Michael Mann To Direct HBO Max Pilot ‘Tokyo Vice’ | TV News

 

Michael Mann is back. But he’s not back on the silver screen, and he’s technically not even back on TV. Instead, the Heat and Collateral auteur will direct the pilot episode of Tokyo Vice, the crime drama series set for HBO Max.

 

Mann is also executive producing, and may potentially direct further episodes. Ansel Elgort and Ken Watanabe star. The show is based on the nonfiction memoirs of Jake Adelstein, a journalist who embedded himself with the Tokyo Metropolitan Police to sniff out corruption. Tony Award-winning playwright J.T. Rogers has adapted Adelstein’s book.

 

This is great news for Mann fans who worried they’d seen the last of him. He hasn’t directed a film since 2015’s Blackhat, and subsequent projects have fallen through. His Ferrari movie was usurped by James Mangold‘s Ford v. Ferrari, and his last foray into TV, the short-lived Luck, was cancelled midway through production on the second season.

 

Mann was the mastermind behind Miami Vice, a show that changed TV and defines the 80s. He then went on to make several gritty crime thrillers such as the aforementioned Heat. But his movies often required big budgets and huge movie stars. As the movie star faded and bigger budgets were left for franchises, it seemed like Mann would fall by the wayside.

 

That may still be the case cinematically, unfortunately, but hopefully his work here can be a springboard to another film.

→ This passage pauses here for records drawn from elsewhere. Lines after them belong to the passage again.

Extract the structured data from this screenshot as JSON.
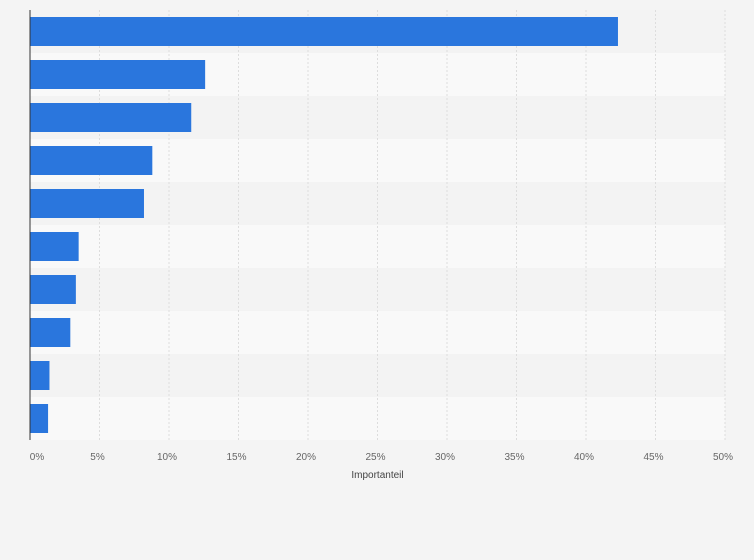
{
  "chart_data": {
    "type": "bar",
    "orientation": "horizontal",
    "categories": [
      "",
      "",
      "",
      "",
      "",
      "",
      "",
      "",
      "",
      ""
    ],
    "values": [
      42.3,
      12.6,
      11.6,
      8.8,
      8.2,
      3.5,
      3.3,
      2.9,
      1.4,
      1.3
    ],
    "title": "",
    "xlabel": "Importanteil",
    "ylabel": "",
    "xlim": [
      0,
      50
    ],
    "xticks": [
      0,
      5,
      10,
      15,
      20,
      25,
      30,
      35,
      40,
      45,
      50
    ],
    "xtick_labels": [
      "0%",
      "5%",
      "10%",
      "15%",
      "20%",
      "25%",
      "30%",
      "35%",
      "40%",
      "45%",
      "50%"
    ],
    "grid": true,
    "legend": "none"
  },
  "colors": {
    "bar": "#2a76dd",
    "background": "#f4f4f4",
    "band_light": "#f9f9f9",
    "band_dark": "#f3f3f3",
    "grid": "#dddddd",
    "axis": "#333333"
  }
}
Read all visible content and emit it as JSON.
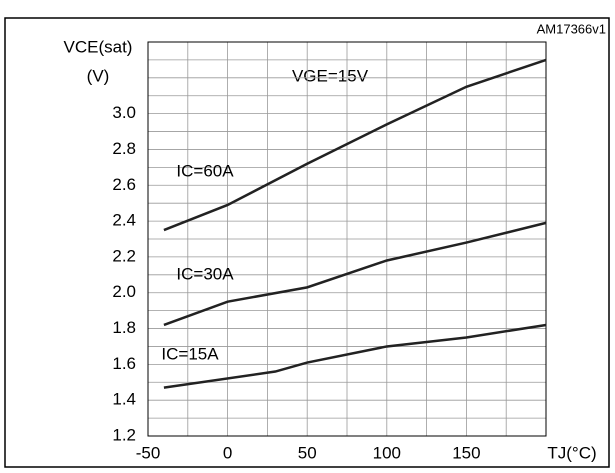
{
  "chart_data": {
    "type": "line",
    "code": "AM17366v1",
    "ylabel": "VCE(sat)",
    "yunit": "(V)",
    "xlabel": "TJ(°C)",
    "annotations": [
      "VGE=15V"
    ],
    "xlim": [
      -50,
      200
    ],
    "xticks": [
      -50,
      0,
      50,
      100,
      150
    ],
    "xminor": [
      -25,
      25,
      75,
      125,
      175
    ],
    "ylim": [
      1.2,
      3.4
    ],
    "yticks": [
      1.2,
      1.4,
      1.6,
      1.8,
      2.0,
      2.2,
      2.4,
      2.6,
      2.8,
      3.0
    ],
    "yminor": [
      1.3,
      1.5,
      1.7,
      1.9,
      2.1,
      2.3,
      2.5,
      2.7,
      2.9,
      3.1,
      3.2,
      3.3
    ],
    "grid": true,
    "series": [
      {
        "name": "IC=60A",
        "color": "#222222",
        "x": [
          -40,
          0,
          50,
          100,
          150,
          200
        ],
        "values": [
          2.35,
          2.49,
          2.72,
          2.94,
          3.15,
          3.3
        ]
      },
      {
        "name": "IC=30A",
        "color": "#222222",
        "x": [
          -40,
          0,
          50,
          100,
          150,
          200
        ],
        "values": [
          1.82,
          1.95,
          2.03,
          2.18,
          2.28,
          2.39
        ]
      },
      {
        "name": "IC=15A",
        "color": "#222222",
        "x": [
          -40,
          30,
          50,
          100,
          150,
          200
        ],
        "values": [
          1.47,
          1.56,
          1.61,
          1.7,
          1.75,
          1.82
        ]
      }
    ]
  }
}
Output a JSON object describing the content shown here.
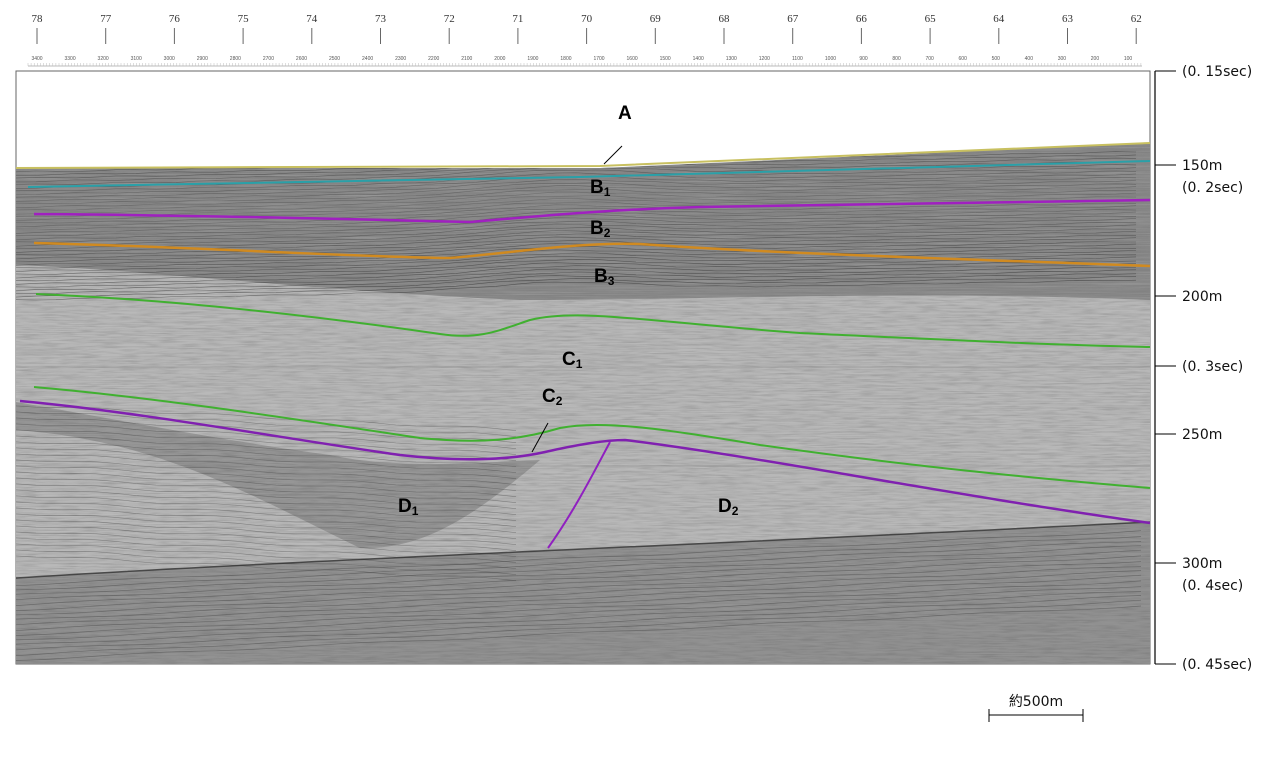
{
  "ruler": {
    "shotpoints": [
      "78",
      "77",
      "76",
      "75",
      "74",
      "73",
      "72",
      "71",
      "70",
      "69",
      "68",
      "67",
      "66",
      "65",
      "64",
      "63",
      "62"
    ],
    "distances": [
      "3400",
      "3300",
      "3200",
      "3100",
      "3000",
      "2900",
      "2800",
      "2700",
      "2600",
      "2500",
      "2400",
      "2300",
      "2200",
      "2100",
      "2000",
      "1900",
      "1800",
      "1700",
      "1600",
      "1500",
      "1400",
      "1300",
      "1200",
      "1100",
      "1000",
      "900",
      "800",
      "700",
      "600",
      "500",
      "400",
      "300",
      "200",
      "100"
    ]
  },
  "units": [
    {
      "id": "A",
      "main": "A",
      "sub": ""
    },
    {
      "id": "B1",
      "main": "B",
      "sub": "1"
    },
    {
      "id": "B2",
      "main": "B",
      "sub": "2"
    },
    {
      "id": "B3",
      "main": "B",
      "sub": "3"
    },
    {
      "id": "C1",
      "main": "C",
      "sub": "1"
    },
    {
      "id": "C2",
      "main": "C",
      "sub": "2"
    },
    {
      "id": "D1",
      "main": "D",
      "sub": "1"
    },
    {
      "id": "D2",
      "main": "D",
      "sub": "2"
    }
  ],
  "horizon_colors": {
    "A": "#c8c060",
    "B1": "#2aa0a8",
    "B2": "#a020c0",
    "B3": "#d08a20",
    "C1": "#40b030",
    "C2": "#40b030",
    "D": "#8020b0",
    "fault": "#9020c0"
  },
  "depth_scale": [
    {
      "depth": "",
      "time": "(0. 15sec)"
    },
    {
      "depth": "150m",
      "time": "(0. 2sec)"
    },
    {
      "depth": "200m",
      "time": ""
    },
    {
      "depth": "",
      "time": "(0. 3sec)"
    },
    {
      "depth": "250m",
      "time": ""
    },
    {
      "depth": "300m",
      "time": "(0. 4sec)"
    },
    {
      "depth": "",
      "time": "(0. 45sec)"
    }
  ],
  "scale_bar": {
    "label": "約500m"
  }
}
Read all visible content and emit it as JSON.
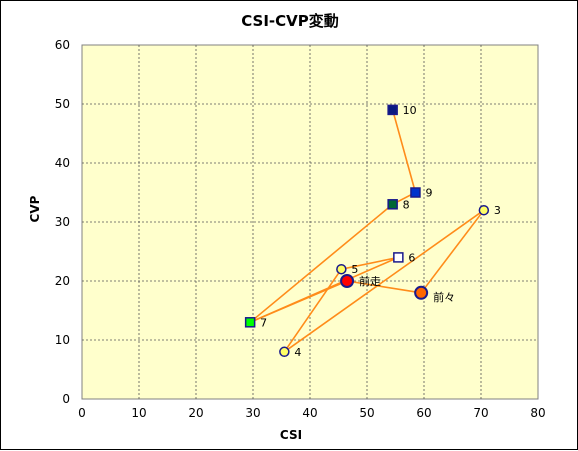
{
  "chart_data": {
    "type": "scatter",
    "title": "CSI-CVP変動",
    "xlabel": "CSI",
    "ylabel": "CVP",
    "xlim": [
      0,
      80
    ],
    "ylim": [
      0,
      60
    ],
    "xticks": [
      "0",
      "10",
      "20",
      "30",
      "40",
      "50",
      "60",
      "70",
      "80"
    ],
    "yticks": [
      "0",
      "10",
      "20",
      "30",
      "40",
      "50",
      "60"
    ],
    "grid": true,
    "plot_background": "#ffffcc",
    "line_color": "#ff8c1a",
    "marker_edge": "#1a1a8c",
    "connection_order": [
      "3",
      "4",
      "5",
      "6",
      "7",
      "8",
      "9",
      "10"
    ],
    "points": [
      {
        "label": "3",
        "x": 70.5,
        "y": 32,
        "marker": "circle",
        "fill": "#ffff66",
        "size": "small"
      },
      {
        "label": "4",
        "x": 35.5,
        "y": 8,
        "marker": "circle",
        "fill": "#ffff66",
        "size": "small"
      },
      {
        "label": "5",
        "x": 45.5,
        "y": 22,
        "marker": "circle",
        "fill": "#ffff66",
        "size": "small"
      },
      {
        "label": "6",
        "x": 55.5,
        "y": 24,
        "marker": "square",
        "fill": "#ffffff",
        "size": "small"
      },
      {
        "label": "7",
        "x": 29.5,
        "y": 13,
        "marker": "square",
        "fill": "#00ff00",
        "size": "small"
      },
      {
        "label": "8",
        "x": 54.5,
        "y": 33,
        "marker": "square",
        "fill": "#006633",
        "size": "small"
      },
      {
        "label": "9",
        "x": 58.5,
        "y": 35,
        "marker": "square",
        "fill": "#0033cc",
        "size": "small"
      },
      {
        "label": "10",
        "x": 54.5,
        "y": 49,
        "marker": "square",
        "fill": "#0a1a80",
        "size": "small"
      },
      {
        "label": "前々",
        "x": 59.5,
        "y": 18,
        "marker": "circle",
        "fill": "#ff6600",
        "size": "large"
      },
      {
        "label": "前走",
        "x": 46.5,
        "y": 20,
        "marker": "circle",
        "fill": "#ff0000",
        "size": "large"
      }
    ],
    "extra_segments": [
      [
        "前走",
        "7"
      ],
      [
        "前走",
        "前々"
      ],
      [
        "前々",
        "3"
      ]
    ]
  }
}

Other similar directors from his era have had the same issues. David Fincher looked like he’d have to make World War Z 2 to make another movie before Netflix greenlit his passion project, Mank. And David Lynch had to go back and revive Twin Peaks to make another project.

 

Expect Tokyo Vice to be even more highly anticipated now. It begins filming in February.